FIG. 9 is a diagram illustrating dry protection control processing of the refrigeration cycle device according to the second embodiment. The processing in FIG. 9 will be described as being performed by the control device 400. The circulation amount estimating section 414 of the control device 400 includes the driving frequency acquiring section 414A, as described above. Therefore, the circulation amount estimation unit 414 estimates the refrigerant circulation amount based on the drive frequency of the compressor 210 (step S1). Here, the refrigerant circulation amount can generally be obtained based on the following equation (1).
 冷媒循環量=体積効率×駆動周波数×吸入冷媒密度×排除容積
                           …(1)
Refrigerant circulation amount = volumetric efficiency x driving frequency x suction refrigerant density x displacement volume...(1)

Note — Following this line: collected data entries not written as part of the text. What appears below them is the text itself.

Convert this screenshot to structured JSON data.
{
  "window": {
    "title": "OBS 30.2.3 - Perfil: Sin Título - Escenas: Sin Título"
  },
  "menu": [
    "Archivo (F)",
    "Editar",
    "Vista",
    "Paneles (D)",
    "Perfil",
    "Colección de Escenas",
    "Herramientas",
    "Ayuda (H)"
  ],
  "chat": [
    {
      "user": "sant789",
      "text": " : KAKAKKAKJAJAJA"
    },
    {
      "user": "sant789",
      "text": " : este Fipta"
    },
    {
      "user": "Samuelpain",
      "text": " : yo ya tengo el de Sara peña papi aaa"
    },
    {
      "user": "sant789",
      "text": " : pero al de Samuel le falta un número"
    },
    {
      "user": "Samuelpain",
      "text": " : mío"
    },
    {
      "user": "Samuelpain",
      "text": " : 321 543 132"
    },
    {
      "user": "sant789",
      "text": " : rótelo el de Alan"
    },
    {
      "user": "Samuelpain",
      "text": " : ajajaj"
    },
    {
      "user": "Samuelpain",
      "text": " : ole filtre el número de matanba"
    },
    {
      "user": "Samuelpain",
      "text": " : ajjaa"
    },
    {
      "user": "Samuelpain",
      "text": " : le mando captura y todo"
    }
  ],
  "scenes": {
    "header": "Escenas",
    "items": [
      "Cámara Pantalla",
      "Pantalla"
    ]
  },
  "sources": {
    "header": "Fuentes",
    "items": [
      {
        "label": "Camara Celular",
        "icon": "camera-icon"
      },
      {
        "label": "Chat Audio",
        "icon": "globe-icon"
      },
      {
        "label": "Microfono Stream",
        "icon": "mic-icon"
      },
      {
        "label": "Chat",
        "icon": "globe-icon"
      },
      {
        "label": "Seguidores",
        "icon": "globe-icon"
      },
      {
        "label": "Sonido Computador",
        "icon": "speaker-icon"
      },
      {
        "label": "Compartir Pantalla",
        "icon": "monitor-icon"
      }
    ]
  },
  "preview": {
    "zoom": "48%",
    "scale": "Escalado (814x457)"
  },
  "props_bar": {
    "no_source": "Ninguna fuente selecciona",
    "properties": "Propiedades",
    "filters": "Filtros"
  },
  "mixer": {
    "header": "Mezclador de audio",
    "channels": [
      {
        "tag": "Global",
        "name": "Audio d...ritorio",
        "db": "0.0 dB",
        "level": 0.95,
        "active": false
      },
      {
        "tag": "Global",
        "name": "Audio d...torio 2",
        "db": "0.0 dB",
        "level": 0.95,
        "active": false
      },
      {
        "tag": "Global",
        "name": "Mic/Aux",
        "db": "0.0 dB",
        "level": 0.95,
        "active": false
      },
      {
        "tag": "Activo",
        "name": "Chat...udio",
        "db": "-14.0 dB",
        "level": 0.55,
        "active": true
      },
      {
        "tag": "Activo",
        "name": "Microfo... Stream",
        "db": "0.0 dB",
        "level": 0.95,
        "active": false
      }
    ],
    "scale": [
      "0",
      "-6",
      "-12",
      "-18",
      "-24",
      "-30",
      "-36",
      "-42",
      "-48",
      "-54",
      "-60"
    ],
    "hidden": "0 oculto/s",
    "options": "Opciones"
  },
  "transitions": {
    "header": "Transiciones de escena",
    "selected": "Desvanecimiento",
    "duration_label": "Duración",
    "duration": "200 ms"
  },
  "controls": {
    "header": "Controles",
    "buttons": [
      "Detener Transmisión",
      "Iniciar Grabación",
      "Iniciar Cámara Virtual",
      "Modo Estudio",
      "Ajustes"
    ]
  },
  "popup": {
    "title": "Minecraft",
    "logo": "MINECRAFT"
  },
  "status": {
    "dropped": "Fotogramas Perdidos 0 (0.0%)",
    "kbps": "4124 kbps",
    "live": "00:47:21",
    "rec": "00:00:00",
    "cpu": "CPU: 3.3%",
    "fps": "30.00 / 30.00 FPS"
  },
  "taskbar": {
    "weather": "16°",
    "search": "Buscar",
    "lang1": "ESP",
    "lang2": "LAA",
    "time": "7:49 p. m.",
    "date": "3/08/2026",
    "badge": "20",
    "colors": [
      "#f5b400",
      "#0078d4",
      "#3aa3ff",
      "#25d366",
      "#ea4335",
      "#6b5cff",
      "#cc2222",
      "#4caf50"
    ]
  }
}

 (1)式において、駆動周波数が、冷媒循環量を推定する際に影響する項となる。そこで、実施の形態2では、循環量推定部414が冷媒循環量を推定する場合に、体積効率、吸入冷媒密度および排除容積は一定値であるとする。このため、冷媒循環量は、圧縮機210の駆動周波数に依存する量として概算の値を求めることができる。 In equation (1), the drive frequency is a term that affects when estimating the amount of refrigerant circulation. Therefore, in the second embodiment, when the circulation amount estimation unit 414 estimates the refrigerant circulation amount, it is assumed that the volumetric efficiency, the suction refrigerant density, and the displacement volume are constant values. Therefore, the amount of refrigerant circulation can be approximated as an amount that depends on the driving frequency of the compressor 210.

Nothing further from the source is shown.